First game Mattlingly manages and the Dodgers line-up card is screwed up and Dodgers go batting out of order. Donnie Baseball is not Donnie Manager. Give Wallach a shot.

I wish there would be a process to choose the next manager of the Dodgers and not just hand it over to Mattingly. The best candidate should get the job. If it's Mattingly, so be it, but if it is Wallach or someone else (including a minority which I believe MLB will require them to interview, right?), that person should get the job.

I like the attitude of Tim Wallach, but I'm sure he'd grow weary, eventually, if he's left back when Mattingly gets the job.
To me, it's a weird situation, since I can't understand why Mattingly will make such a great manager.

Wallach knows what the deal is...that Mattingly is the chosen one. Wallach is right, though...Mattingly must have learned a lot as Torre's bench coach. Well, we'll just wait and see. Who knows, if Mattingly can't cut it, maybe Wallach will get a shot after all.

Glenn Hoffma nwas not named manager. nor was he fired. He was always an interim manager, and it was well understood that he was not going to manage the team in '99.
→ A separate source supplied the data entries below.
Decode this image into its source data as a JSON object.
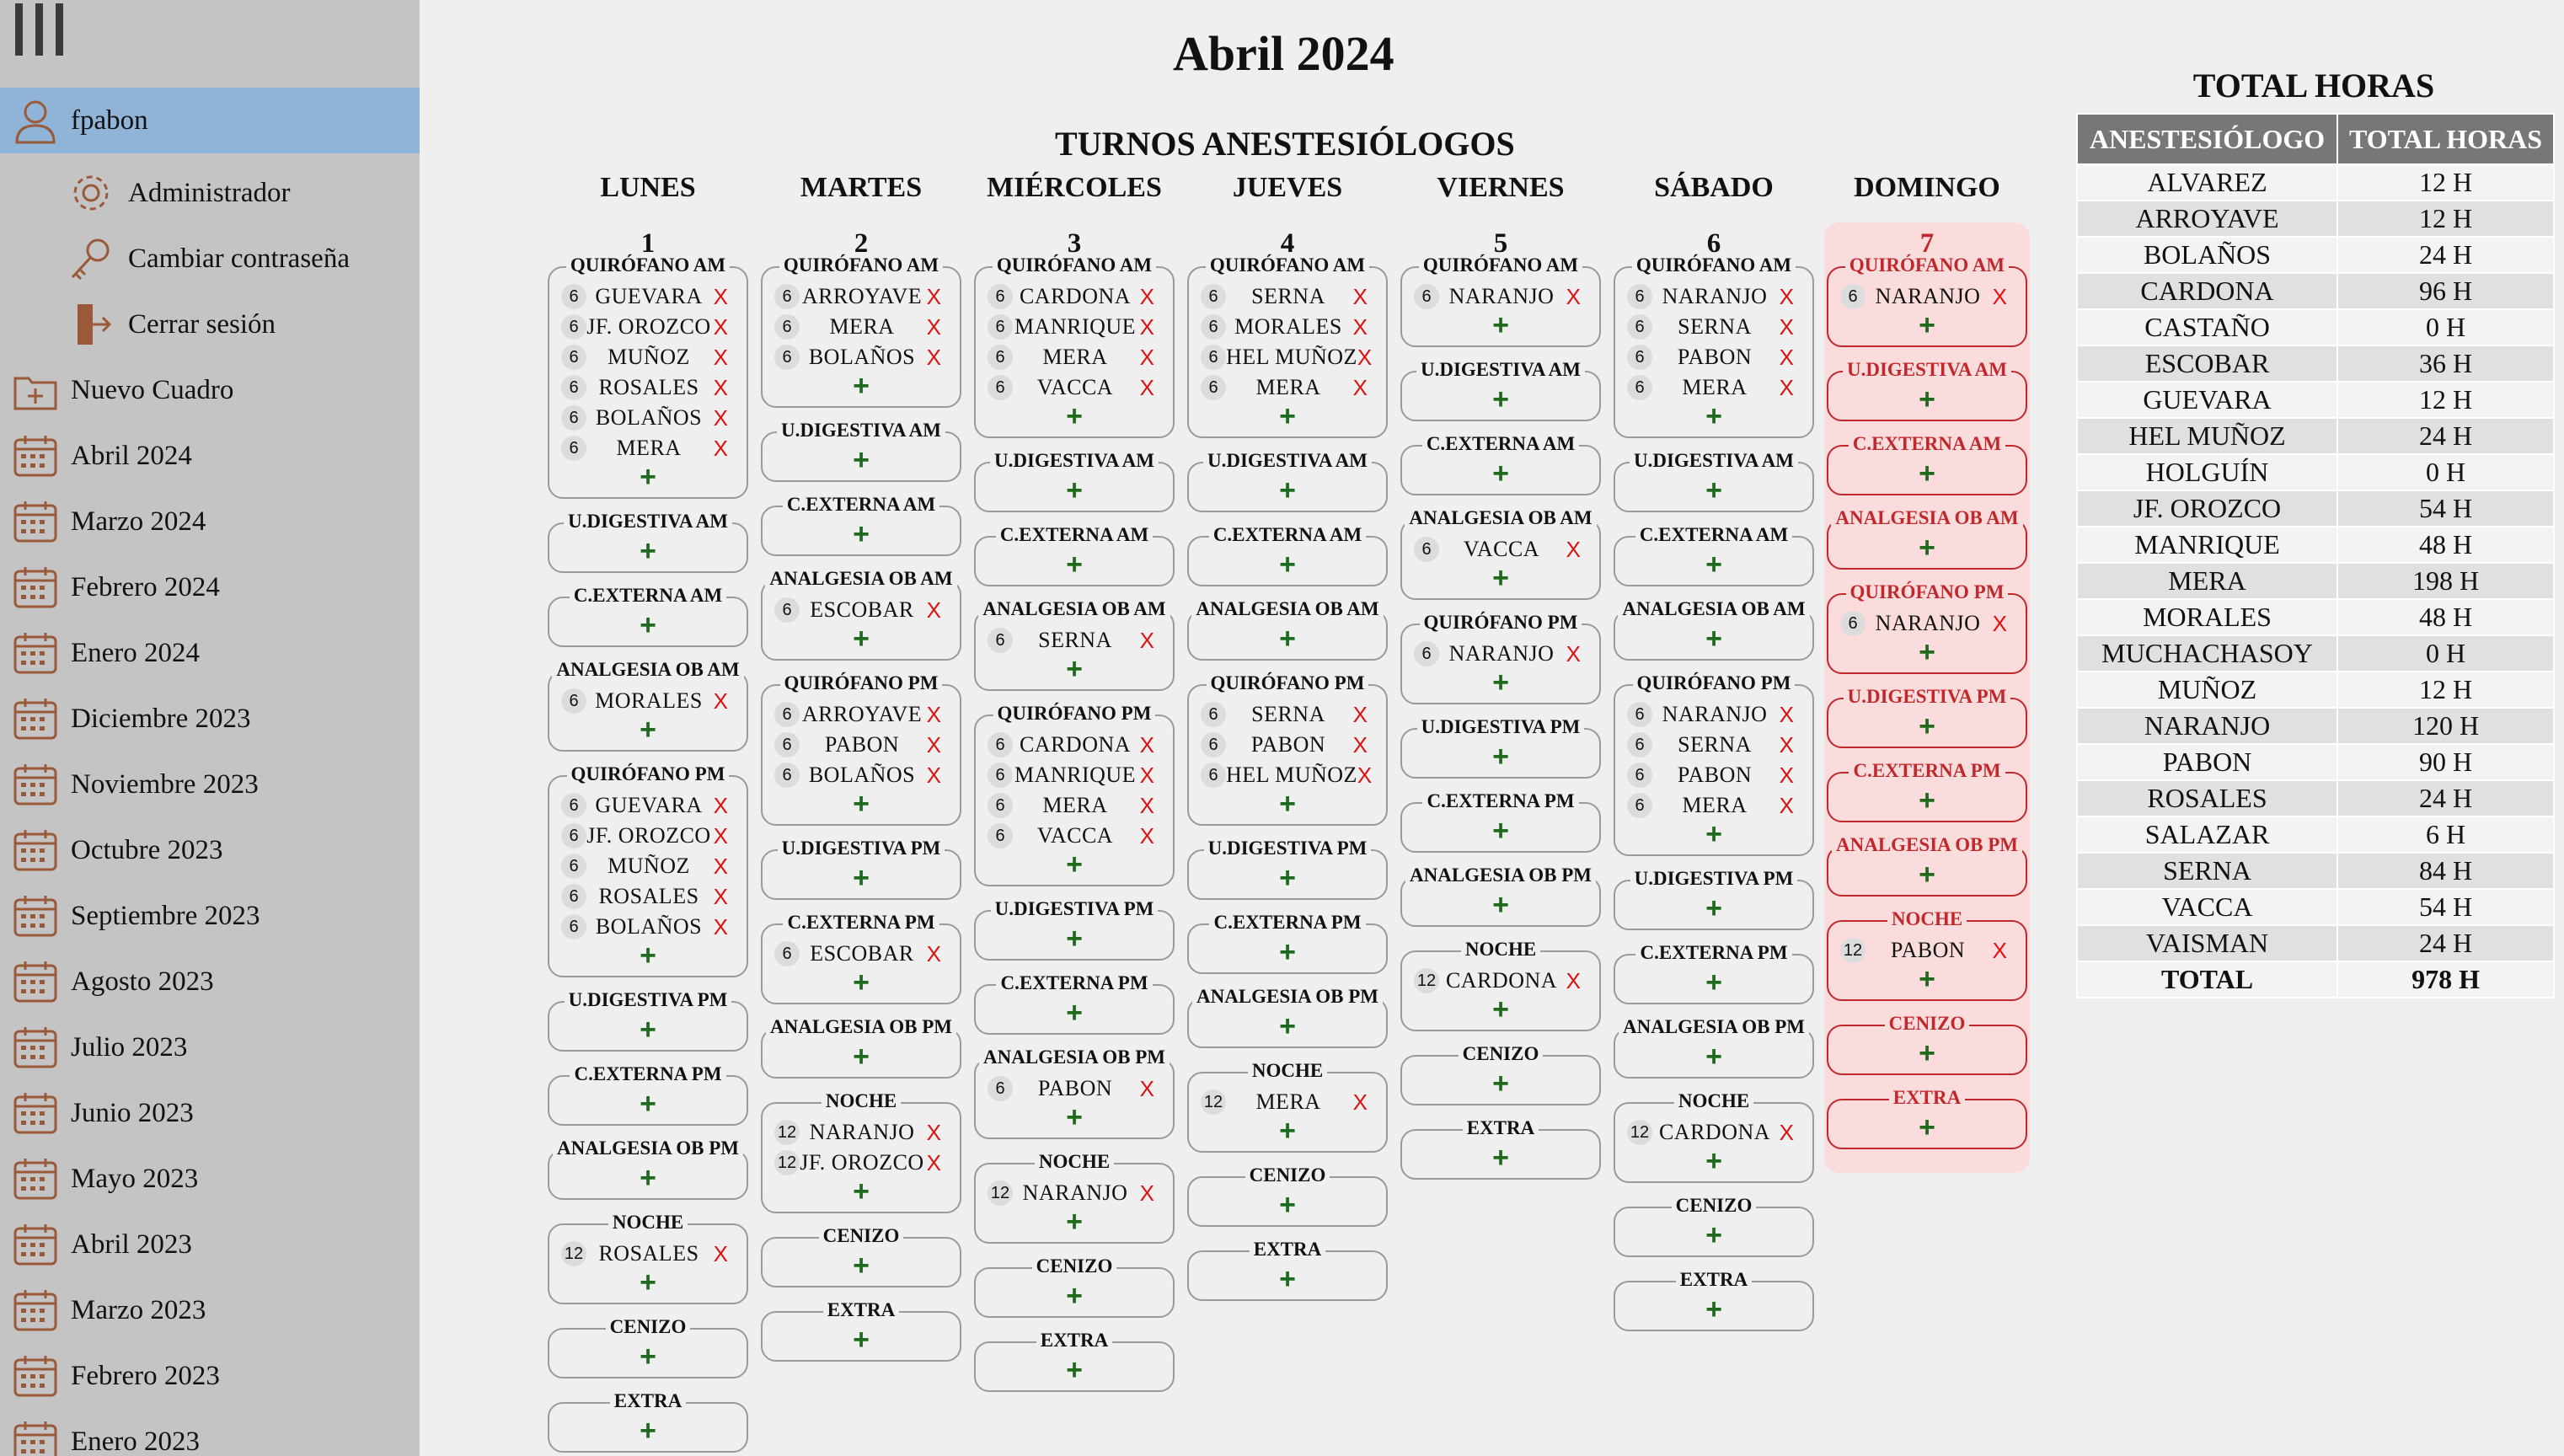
{
  "sidebar": {
    "user": "fpabon",
    "sub": [
      {
        "label": "Administrador",
        "icon": "gear-icon"
      },
      {
        "label": "Cambiar contraseña",
        "icon": "key-icon"
      },
      {
        "label": "Cerrar sesión",
        "icon": "logout-icon"
      }
    ],
    "new": "Nuevo Cuadro",
    "months": [
      "Abril 2024",
      "Marzo 2024",
      "Febrero 2024",
      "Enero 2024",
      "Diciembre 2023",
      "Noviembre 2023",
      "Octubre 2023",
      "Septiembre 2023",
      "Agosto 2023",
      "Julio 2023",
      "Junio 2023",
      "Mayo 2023",
      "Abril 2023",
      "Marzo 2023",
      "Febrero 2023",
      "Enero 2023"
    ]
  },
  "title": "Abril 2024",
  "subtitle": "TURNOS ANESTESIÓLOGOS",
  "days": [
    "LUNES",
    "MARTES",
    "MIÉRCOLES",
    "JUEVES",
    "VIERNES",
    "SÁBADO",
    "DOMINGO"
  ],
  "week": [
    {
      "num": "1",
      "blocks": [
        {
          "label": "QUIRÓFANO AM",
          "entries": [
            [
              "6",
              "GUEVARA"
            ],
            [
              "6",
              "JF. OROZCO"
            ],
            [
              "6",
              "MUÑOZ"
            ],
            [
              "6",
              "ROSALES"
            ],
            [
              "6",
              "BOLAÑOS"
            ],
            [
              "6",
              "MERA"
            ]
          ]
        },
        {
          "label": "U.DIGESTIVA AM",
          "entries": []
        },
        {
          "label": "C.EXTERNA AM",
          "entries": []
        },
        {
          "label": "ANALGESIA OB AM",
          "entries": [
            [
              "6",
              "MORALES"
            ]
          ]
        },
        {
          "label": "QUIRÓFANO PM",
          "entries": [
            [
              "6",
              "GUEVARA"
            ],
            [
              "6",
              "JF. OROZCO"
            ],
            [
              "6",
              "MUÑOZ"
            ],
            [
              "6",
              "ROSALES"
            ],
            [
              "6",
              "BOLAÑOS"
            ]
          ]
        },
        {
          "label": "U.DIGESTIVA PM",
          "entries": []
        },
        {
          "label": "C.EXTERNA PM",
          "entries": []
        },
        {
          "label": "ANALGESIA OB PM",
          "entries": []
        },
        {
          "label": "NOCHE",
          "entries": [
            [
              "12",
              "ROSALES"
            ]
          ]
        },
        {
          "label": "CENIZO",
          "entries": []
        },
        {
          "label": "EXTRA",
          "entries": []
        }
      ]
    },
    {
      "num": "2",
      "blocks": [
        {
          "label": "QUIRÓFANO AM",
          "entries": [
            [
              "6",
              "ARROYAVE"
            ],
            [
              "6",
              "MERA"
            ],
            [
              "6",
              "BOLAÑOS"
            ]
          ]
        },
        {
          "label": "U.DIGESTIVA AM",
          "entries": []
        },
        {
          "label": "C.EXTERNA AM",
          "entries": []
        },
        {
          "label": "ANALGESIA OB AM",
          "entries": [
            [
              "6",
              "ESCOBAR"
            ]
          ]
        },
        {
          "label": "QUIRÓFANO PM",
          "entries": [
            [
              "6",
              "ARROYAVE"
            ],
            [
              "6",
              "PABON"
            ],
            [
              "6",
              "BOLAÑOS"
            ]
          ]
        },
        {
          "label": "U.DIGESTIVA PM",
          "entries": []
        },
        {
          "label": "C.EXTERNA PM",
          "entries": [
            [
              "6",
              "ESCOBAR"
            ]
          ]
        },
        {
          "label": "ANALGESIA OB PM",
          "entries": []
        },
        {
          "label": "NOCHE",
          "entries": [
            [
              "12",
              "NARANJO"
            ],
            [
              "12",
              "JF. OROZCO"
            ]
          ]
        },
        {
          "label": "CENIZO",
          "entries": []
        },
        {
          "label": "EXTRA",
          "entries": []
        }
      ]
    },
    {
      "num": "3",
      "blocks": [
        {
          "label": "QUIRÓFANO AM",
          "entries": [
            [
              "6",
              "CARDONA"
            ],
            [
              "6",
              "MANRIQUE"
            ],
            [
              "6",
              "MERA"
            ],
            [
              "6",
              "VACCA"
            ]
          ]
        },
        {
          "label": "U.DIGESTIVA AM",
          "entries": []
        },
        {
          "label": "C.EXTERNA AM",
          "entries": []
        },
        {
          "label": "ANALGESIA OB AM",
          "entries": [
            [
              "6",
              "SERNA"
            ]
          ]
        },
        {
          "label": "QUIRÓFANO PM",
          "entries": [
            [
              "6",
              "CARDONA"
            ],
            [
              "6",
              "MANRIQUE"
            ],
            [
              "6",
              "MERA"
            ],
            [
              "6",
              "VACCA"
            ]
          ]
        },
        {
          "label": "U.DIGESTIVA PM",
          "entries": []
        },
        {
          "label": "C.EXTERNA PM",
          "entries": []
        },
        {
          "label": "ANALGESIA OB PM",
          "entries": [
            [
              "6",
              "PABON"
            ]
          ]
        },
        {
          "label": "NOCHE",
          "entries": [
            [
              "12",
              "NARANJO"
            ]
          ]
        },
        {
          "label": "CENIZO",
          "entries": []
        },
        {
          "label": "EXTRA",
          "entries": []
        }
      ]
    },
    {
      "num": "4",
      "blocks": [
        {
          "label": "QUIRÓFANO AM",
          "entries": [
            [
              "6",
              "SERNA"
            ],
            [
              "6",
              "MORALES"
            ],
            [
              "6",
              "HEL MUÑOZ"
            ],
            [
              "6",
              "MERA"
            ]
          ]
        },
        {
          "label": "U.DIGESTIVA AM",
          "entries": []
        },
        {
          "label": "C.EXTERNA AM",
          "entries": []
        },
        {
          "label": "ANALGESIA OB AM",
          "entries": []
        },
        {
          "label": "QUIRÓFANO PM",
          "entries": [
            [
              "6",
              "SERNA"
            ],
            [
              "6",
              "PABON"
            ],
            [
              "6",
              "HEL MUÑOZ"
            ]
          ]
        },
        {
          "label": "U.DIGESTIVA PM",
          "entries": []
        },
        {
          "label": "C.EXTERNA PM",
          "entries": []
        },
        {
          "label": "ANALGESIA OB PM",
          "entries": []
        },
        {
          "label": "NOCHE",
          "entries": [
            [
              "12",
              "MERA"
            ]
          ]
        },
        {
          "label": "CENIZO",
          "entries": []
        },
        {
          "label": "EXTRA",
          "entries": []
        }
      ]
    },
    {
      "num": "5",
      "blocks": [
        {
          "label": "QUIRÓFANO AM",
          "entries": [
            [
              "6",
              "NARANJO"
            ]
          ]
        },
        {
          "label": "U.DIGESTIVA AM",
          "entries": []
        },
        {
          "label": "C.EXTERNA AM",
          "entries": []
        },
        {
          "label": "ANALGESIA OB AM",
          "entries": [
            [
              "6",
              "VACCA"
            ]
          ]
        },
        {
          "label": "QUIRÓFANO PM",
          "entries": [
            [
              "6",
              "NARANJO"
            ]
          ]
        },
        {
          "label": "U.DIGESTIVA PM",
          "entries": []
        },
        {
          "label": "C.EXTERNA PM",
          "entries": []
        },
        {
          "label": "ANALGESIA OB PM",
          "entries": []
        },
        {
          "label": "NOCHE",
          "entries": [
            [
              "12",
              "CARDONA"
            ]
          ]
        },
        {
          "label": "CENIZO",
          "entries": []
        },
        {
          "label": "EXTRA",
          "entries": []
        }
      ]
    },
    {
      "num": "6",
      "blocks": [
        {
          "label": "QUIRÓFANO AM",
          "entries": [
            [
              "6",
              "NARANJO"
            ],
            [
              "6",
              "SERNA"
            ],
            [
              "6",
              "PABON"
            ],
            [
              "6",
              "MERA"
            ]
          ]
        },
        {
          "label": "U.DIGESTIVA AM",
          "entries": []
        },
        {
          "label": "C.EXTERNA AM",
          "entries": []
        },
        {
          "label": "ANALGESIA OB AM",
          "entries": []
        },
        {
          "label": "QUIRÓFANO PM",
          "entries": [
            [
              "6",
              "NARANJO"
            ],
            [
              "6",
              "SERNA"
            ],
            [
              "6",
              "PABON"
            ],
            [
              "6",
              "MERA"
            ]
          ]
        },
        {
          "label": "U.DIGESTIVA PM",
          "entries": []
        },
        {
          "label": "C.EXTERNA PM",
          "entries": []
        },
        {
          "label": "ANALGESIA OB PM",
          "entries": []
        },
        {
          "label": "NOCHE",
          "entries": [
            [
              "12",
              "CARDONA"
            ]
          ]
        },
        {
          "label": "CENIZO",
          "entries": []
        },
        {
          "label": "EXTRA",
          "entries": []
        }
      ]
    },
    {
      "num": "7",
      "blocks": [
        {
          "label": "QUIRÓFANO AM",
          "entries": [
            [
              "6",
              "NARANJO"
            ]
          ]
        },
        {
          "label": "U.DIGESTIVA AM",
          "entries": []
        },
        {
          "label": "C.EXTERNA AM",
          "entries": []
        },
        {
          "label": "ANALGESIA OB AM",
          "entries": []
        },
        {
          "label": "QUIRÓFANO PM",
          "entries": [
            [
              "6",
              "NARANJO"
            ]
          ]
        },
        {
          "label": "U.DIGESTIVA PM",
          "entries": []
        },
        {
          "label": "C.EXTERNA PM",
          "entries": []
        },
        {
          "label": "ANALGESIA OB PM",
          "entries": []
        },
        {
          "label": "NOCHE",
          "entries": [
            [
              "12",
              "PABON"
            ]
          ]
        },
        {
          "label": "CENIZO",
          "entries": []
        },
        {
          "label": "EXTRA",
          "entries": []
        }
      ]
    }
  ],
  "add_symbol": "+",
  "remove_symbol": "X",
  "totals": {
    "title": "TOTAL HORAS",
    "headers": [
      "ANESTESIÓLOGO",
      "TOTAL HORAS"
    ],
    "rows": [
      [
        "ALVAREZ",
        "12 H"
      ],
      [
        "ARROYAVE",
        "12 H"
      ],
      [
        "BOLAÑOS",
        "24 H"
      ],
      [
        "CARDONA",
        "96 H"
      ],
      [
        "CASTAÑO",
        "0 H"
      ],
      [
        "ESCOBAR",
        "36 H"
      ],
      [
        "GUEVARA",
        "12 H"
      ],
      [
        "HEL MUÑOZ",
        "24 H"
      ],
      [
        "HOLGUÍN",
        "0 H"
      ],
      [
        "JF. OROZCO",
        "54 H"
      ],
      [
        "MANRIQUE",
        "48 H"
      ],
      [
        "MERA",
        "198 H"
      ],
      [
        "MORALES",
        "48 H"
      ],
      [
        "MUCHACHASOY",
        "0 H"
      ],
      [
        "MUÑOZ",
        "12 H"
      ],
      [
        "NARANJO",
        "120 H"
      ],
      [
        "PABON",
        "90 H"
      ],
      [
        "ROSALES",
        "24 H"
      ],
      [
        "SALAZAR",
        "6 H"
      ],
      [
        "SERNA",
        "84 H"
      ],
      [
        "VACCA",
        "54 H"
      ],
      [
        "VAISMAN",
        "24 H"
      ]
    ],
    "total_label": "TOTAL",
    "total_value": "978 H"
  }
}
The analogy between Mike Scioscia and Tim Wallach fits well. Both are great guys and you can see the scenario unfolding where Wallach will be passed over for a guy like Mattingly, who has never managed and has a short history with the Dodgers. Personally, I would love to see the reins handed over to Wallach sooner, rather than later.

Wallach deserves a shot. He earned it. Mattingly has never managed little league. This is a no brainer. Keep Mattingly as batting coach.

why was steve yeager never given a chance?